A less cell-dense tissue has a lower fractal dimension than a tissue with a higher cell density.

Dose dense adjuvant chemotherapy for breast cancer results in a 4-year disease free survival of 82% vs. 75% with conventional therapy.

Intergroup Trial of doxorubicin plus cyclophosphamide for 4 cycles every two weeks followed by paclitaxel for 4 cycles with colony stimulating factor resulted after a median follow-up of 6.5 years with a hazard ratio for disease free survival of 0.75.

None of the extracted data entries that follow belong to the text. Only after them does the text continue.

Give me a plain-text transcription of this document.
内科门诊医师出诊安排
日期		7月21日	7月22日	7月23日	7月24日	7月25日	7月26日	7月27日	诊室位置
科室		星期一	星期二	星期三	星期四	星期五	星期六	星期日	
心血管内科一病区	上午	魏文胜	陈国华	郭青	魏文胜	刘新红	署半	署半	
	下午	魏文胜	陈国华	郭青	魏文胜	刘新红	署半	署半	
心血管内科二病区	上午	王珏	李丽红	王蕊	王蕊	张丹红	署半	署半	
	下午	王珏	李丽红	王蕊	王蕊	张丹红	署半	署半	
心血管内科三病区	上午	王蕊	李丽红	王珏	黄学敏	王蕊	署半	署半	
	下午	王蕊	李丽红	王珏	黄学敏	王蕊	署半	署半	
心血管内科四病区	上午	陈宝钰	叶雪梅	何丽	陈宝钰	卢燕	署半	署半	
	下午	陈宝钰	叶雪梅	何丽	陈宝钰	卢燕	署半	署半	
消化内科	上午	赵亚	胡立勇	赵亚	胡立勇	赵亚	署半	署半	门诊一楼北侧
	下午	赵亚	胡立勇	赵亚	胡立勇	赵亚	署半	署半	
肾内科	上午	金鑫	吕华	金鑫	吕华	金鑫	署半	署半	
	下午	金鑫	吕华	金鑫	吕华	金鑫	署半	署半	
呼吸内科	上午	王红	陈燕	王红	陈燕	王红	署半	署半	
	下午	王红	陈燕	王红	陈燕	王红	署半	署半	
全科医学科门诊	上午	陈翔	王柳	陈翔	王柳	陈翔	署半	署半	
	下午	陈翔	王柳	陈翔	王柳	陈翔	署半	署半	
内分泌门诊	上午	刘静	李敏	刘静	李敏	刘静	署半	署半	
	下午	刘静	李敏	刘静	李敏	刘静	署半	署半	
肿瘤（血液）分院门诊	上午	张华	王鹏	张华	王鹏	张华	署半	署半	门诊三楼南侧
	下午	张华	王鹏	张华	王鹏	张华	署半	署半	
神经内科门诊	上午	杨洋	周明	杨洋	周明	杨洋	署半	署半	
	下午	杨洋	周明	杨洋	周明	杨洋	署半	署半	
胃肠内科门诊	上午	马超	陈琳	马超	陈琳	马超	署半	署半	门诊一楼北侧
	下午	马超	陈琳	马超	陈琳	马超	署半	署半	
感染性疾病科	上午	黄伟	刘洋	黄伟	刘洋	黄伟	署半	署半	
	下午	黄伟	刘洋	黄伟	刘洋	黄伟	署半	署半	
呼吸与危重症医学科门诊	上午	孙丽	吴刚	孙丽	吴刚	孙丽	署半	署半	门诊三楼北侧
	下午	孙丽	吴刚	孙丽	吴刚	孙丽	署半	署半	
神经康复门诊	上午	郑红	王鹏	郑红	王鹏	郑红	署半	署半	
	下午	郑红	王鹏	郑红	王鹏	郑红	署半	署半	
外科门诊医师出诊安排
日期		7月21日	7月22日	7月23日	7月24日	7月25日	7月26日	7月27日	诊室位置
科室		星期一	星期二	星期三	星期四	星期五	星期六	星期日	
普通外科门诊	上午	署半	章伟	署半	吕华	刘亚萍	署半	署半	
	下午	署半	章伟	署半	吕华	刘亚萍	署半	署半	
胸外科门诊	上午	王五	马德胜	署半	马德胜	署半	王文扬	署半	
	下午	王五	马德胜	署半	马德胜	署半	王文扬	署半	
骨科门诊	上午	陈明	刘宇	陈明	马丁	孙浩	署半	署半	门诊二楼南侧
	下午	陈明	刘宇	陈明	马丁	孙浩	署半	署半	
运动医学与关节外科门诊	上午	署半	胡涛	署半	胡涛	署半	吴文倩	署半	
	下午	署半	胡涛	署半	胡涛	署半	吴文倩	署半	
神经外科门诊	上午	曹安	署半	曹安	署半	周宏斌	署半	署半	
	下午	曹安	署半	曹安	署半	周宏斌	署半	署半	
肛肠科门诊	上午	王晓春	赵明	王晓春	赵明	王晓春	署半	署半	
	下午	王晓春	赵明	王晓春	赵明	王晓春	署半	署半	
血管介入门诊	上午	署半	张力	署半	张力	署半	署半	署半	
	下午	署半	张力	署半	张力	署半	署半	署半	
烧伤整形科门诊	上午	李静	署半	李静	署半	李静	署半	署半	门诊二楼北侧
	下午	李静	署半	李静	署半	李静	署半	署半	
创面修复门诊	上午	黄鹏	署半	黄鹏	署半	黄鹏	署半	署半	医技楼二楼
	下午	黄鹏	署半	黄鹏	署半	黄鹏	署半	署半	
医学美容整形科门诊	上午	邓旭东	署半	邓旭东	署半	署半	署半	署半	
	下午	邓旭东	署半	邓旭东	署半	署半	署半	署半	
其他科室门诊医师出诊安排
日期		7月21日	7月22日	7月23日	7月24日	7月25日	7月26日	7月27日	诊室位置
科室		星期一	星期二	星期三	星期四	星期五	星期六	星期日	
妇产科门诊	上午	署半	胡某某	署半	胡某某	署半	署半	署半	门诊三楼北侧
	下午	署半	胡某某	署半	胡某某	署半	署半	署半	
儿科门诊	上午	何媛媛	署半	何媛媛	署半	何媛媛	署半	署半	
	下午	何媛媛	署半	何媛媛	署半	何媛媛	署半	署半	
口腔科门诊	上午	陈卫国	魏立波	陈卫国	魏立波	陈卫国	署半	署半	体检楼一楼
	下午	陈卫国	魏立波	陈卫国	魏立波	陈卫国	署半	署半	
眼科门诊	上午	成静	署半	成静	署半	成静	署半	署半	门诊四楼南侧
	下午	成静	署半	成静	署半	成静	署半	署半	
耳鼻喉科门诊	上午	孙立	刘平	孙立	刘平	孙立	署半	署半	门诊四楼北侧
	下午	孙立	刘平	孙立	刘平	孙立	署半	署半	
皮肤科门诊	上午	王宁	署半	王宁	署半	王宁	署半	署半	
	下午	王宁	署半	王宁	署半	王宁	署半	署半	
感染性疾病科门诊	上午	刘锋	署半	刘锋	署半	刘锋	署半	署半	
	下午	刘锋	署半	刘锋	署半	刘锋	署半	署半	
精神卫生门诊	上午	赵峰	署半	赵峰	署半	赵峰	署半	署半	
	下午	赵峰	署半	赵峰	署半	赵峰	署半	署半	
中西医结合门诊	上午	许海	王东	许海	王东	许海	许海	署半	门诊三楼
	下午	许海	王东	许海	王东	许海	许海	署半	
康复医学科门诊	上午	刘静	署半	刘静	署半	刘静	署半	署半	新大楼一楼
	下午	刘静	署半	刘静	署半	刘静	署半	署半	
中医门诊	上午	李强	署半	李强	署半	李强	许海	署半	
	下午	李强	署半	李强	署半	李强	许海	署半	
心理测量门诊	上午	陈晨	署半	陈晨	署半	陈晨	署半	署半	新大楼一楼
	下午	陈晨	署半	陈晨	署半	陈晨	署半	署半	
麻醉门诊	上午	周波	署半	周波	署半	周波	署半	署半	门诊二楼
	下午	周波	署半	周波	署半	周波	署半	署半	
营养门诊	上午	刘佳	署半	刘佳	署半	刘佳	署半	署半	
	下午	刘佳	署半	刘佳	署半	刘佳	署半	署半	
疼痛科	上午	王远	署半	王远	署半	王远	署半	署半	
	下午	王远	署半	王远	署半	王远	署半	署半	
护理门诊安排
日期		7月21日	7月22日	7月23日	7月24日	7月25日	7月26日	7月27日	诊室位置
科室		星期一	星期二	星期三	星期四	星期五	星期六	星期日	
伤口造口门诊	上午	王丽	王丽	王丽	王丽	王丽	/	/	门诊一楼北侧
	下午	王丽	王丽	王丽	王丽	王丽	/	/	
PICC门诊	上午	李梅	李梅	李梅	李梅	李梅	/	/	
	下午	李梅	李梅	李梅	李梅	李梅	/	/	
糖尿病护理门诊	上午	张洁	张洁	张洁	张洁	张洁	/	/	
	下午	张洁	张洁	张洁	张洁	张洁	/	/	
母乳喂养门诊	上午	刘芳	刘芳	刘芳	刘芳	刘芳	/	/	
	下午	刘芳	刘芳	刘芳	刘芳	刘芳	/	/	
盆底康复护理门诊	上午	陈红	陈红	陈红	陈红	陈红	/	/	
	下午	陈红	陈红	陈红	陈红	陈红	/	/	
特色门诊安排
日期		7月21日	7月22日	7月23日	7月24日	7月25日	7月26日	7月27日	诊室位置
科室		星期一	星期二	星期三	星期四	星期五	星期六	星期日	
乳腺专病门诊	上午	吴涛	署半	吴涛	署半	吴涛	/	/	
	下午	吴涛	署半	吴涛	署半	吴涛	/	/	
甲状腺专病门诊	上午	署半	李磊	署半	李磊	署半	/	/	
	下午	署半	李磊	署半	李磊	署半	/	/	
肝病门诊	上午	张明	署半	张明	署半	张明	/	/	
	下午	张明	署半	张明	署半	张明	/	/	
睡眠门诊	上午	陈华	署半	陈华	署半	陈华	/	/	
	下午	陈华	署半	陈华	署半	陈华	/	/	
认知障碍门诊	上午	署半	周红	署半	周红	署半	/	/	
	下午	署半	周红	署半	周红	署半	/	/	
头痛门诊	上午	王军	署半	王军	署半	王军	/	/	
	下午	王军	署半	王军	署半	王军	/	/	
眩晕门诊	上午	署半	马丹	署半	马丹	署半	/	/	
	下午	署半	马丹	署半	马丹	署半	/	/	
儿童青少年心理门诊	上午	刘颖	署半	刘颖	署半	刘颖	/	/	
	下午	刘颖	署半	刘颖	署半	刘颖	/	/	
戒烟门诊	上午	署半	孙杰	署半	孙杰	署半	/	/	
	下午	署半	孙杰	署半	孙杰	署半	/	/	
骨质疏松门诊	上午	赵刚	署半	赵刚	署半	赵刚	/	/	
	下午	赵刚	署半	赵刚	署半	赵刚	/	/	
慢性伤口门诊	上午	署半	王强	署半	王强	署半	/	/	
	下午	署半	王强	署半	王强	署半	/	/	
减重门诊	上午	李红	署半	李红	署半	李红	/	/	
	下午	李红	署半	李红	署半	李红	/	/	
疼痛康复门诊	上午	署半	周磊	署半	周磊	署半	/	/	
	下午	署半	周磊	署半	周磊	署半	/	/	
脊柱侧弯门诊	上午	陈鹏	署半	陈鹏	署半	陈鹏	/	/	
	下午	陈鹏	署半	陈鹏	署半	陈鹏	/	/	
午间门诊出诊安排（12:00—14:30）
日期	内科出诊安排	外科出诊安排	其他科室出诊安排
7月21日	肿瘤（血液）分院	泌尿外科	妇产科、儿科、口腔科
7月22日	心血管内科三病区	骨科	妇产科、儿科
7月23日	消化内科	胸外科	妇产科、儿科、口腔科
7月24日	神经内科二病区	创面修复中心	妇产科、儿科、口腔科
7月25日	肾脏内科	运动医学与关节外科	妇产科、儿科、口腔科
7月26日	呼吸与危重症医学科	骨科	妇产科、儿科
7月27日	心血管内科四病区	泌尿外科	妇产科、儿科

Treatment with dose dense epirubicin/taxol plus cyclophoshamide chemotherapy in high risk early stage breast cancer in a randomized phase III trial of nearly 1,300 patients with a median of 8 positive axillary lymph nodes (German AGO Group) was superior to standard therapy in survival free relapse and overall survival , 70% vs 62%, and 82% vs 72%, respectively.

Risk of relapse reduced only demonstrated for ER negative patients with no discernible benefit for ER positive patients.

With 5FU, epirubicin and cyclophosphamide no demonstrated benefits in adjuvant breast cancer therapy were noted over conventional treatment schedule.